Due giorni dopo però, la notte fra il 16 e il 17 luglio, la Tuapse rallenta di colpo in mare aperto, 120 chilometri a sud-est di Yalta. Si trova in acque contese, i database marittimi le definiscono «acque russe e ucraine del Mar Nero», una zona in cui opera la marina militare russa, che tiene sotto assedio la costa ucraina.
Per tutto il giorno aveva tirato vento forte, ma con la sera il mare si era riappacificato, condizioni perfette per l’incontro che l’aspettava. Dal porto di Novorossiysk infatti, alcuni giorni prima (l’11 luglio, per la precisione) era partita la “gemella” della Tuapse, una nave identica, con la stessa età, e di proprietà dello stesso gruppo: la SVL Pride.

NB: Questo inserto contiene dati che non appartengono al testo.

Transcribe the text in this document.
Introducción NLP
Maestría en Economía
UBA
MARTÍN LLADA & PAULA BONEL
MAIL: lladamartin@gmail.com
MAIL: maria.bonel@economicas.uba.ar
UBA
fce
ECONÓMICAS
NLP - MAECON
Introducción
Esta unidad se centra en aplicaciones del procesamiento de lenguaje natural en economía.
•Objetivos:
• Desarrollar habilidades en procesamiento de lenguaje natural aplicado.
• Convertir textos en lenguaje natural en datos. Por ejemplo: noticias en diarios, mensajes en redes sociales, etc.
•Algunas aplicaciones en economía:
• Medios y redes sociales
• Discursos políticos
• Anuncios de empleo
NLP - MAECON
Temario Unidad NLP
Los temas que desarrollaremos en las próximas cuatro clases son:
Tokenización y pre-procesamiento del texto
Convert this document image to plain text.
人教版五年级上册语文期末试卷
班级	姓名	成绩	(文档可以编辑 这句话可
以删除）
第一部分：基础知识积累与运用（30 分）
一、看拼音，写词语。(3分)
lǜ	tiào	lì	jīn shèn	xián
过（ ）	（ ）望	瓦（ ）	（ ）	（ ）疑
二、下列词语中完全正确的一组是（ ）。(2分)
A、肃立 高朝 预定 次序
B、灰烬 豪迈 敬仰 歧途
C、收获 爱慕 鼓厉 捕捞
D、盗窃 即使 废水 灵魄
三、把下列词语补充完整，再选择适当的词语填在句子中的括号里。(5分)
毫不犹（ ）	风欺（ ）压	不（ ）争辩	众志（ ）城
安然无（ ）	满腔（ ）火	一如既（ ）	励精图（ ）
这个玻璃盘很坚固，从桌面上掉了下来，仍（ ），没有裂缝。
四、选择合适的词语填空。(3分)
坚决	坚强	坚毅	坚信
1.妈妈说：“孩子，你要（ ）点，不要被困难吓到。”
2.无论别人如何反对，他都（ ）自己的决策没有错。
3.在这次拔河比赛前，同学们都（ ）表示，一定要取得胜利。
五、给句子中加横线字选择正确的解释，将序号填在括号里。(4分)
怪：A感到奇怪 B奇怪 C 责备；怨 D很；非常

La Pride era stata per alcuni giorni al terminal petrolifero di Sheskharis, nel porto di Novorossiysk, dove secondo le informazioni di database navali aveva caricato le sue stive fino ad aumentare il suo pescaggio (la parte di nave che rimane sott’acqua, ndr) da 3,3 a 4,5 metri. A mezzanotte e mezza del 17 luglio le due navi si affiancano, iniziano subito le operazioni di trasbordo del carico. Tutto avviene molto rapidamente, dopo solo 57 minuti si separano: la Tuapse si riavvia per il Bosforo, e la SVL Pride torna a Novorossiysk, a caricare nuovi prodotti petroliferi.
La RN Tuapse non ha tempo da perdere, passa lo stretto del Bosforo e costeggia la Grecia diretta verso la Sicilia. Alle 15:25 del 24 luglio arriva al porto di Augusta, si ormeggia al molo della Maxcom, dove scarica più o meno, a giudicare dai dati di Marinetraffic, la stessa quantità di prodotto che la Pride aveva caricato a Novorossiysk. Il suo pescaggio infatti passa da 4,6 a 3,4 metri: trattandosi di navi gemelle è facile stimare che le quantità siano le stesse.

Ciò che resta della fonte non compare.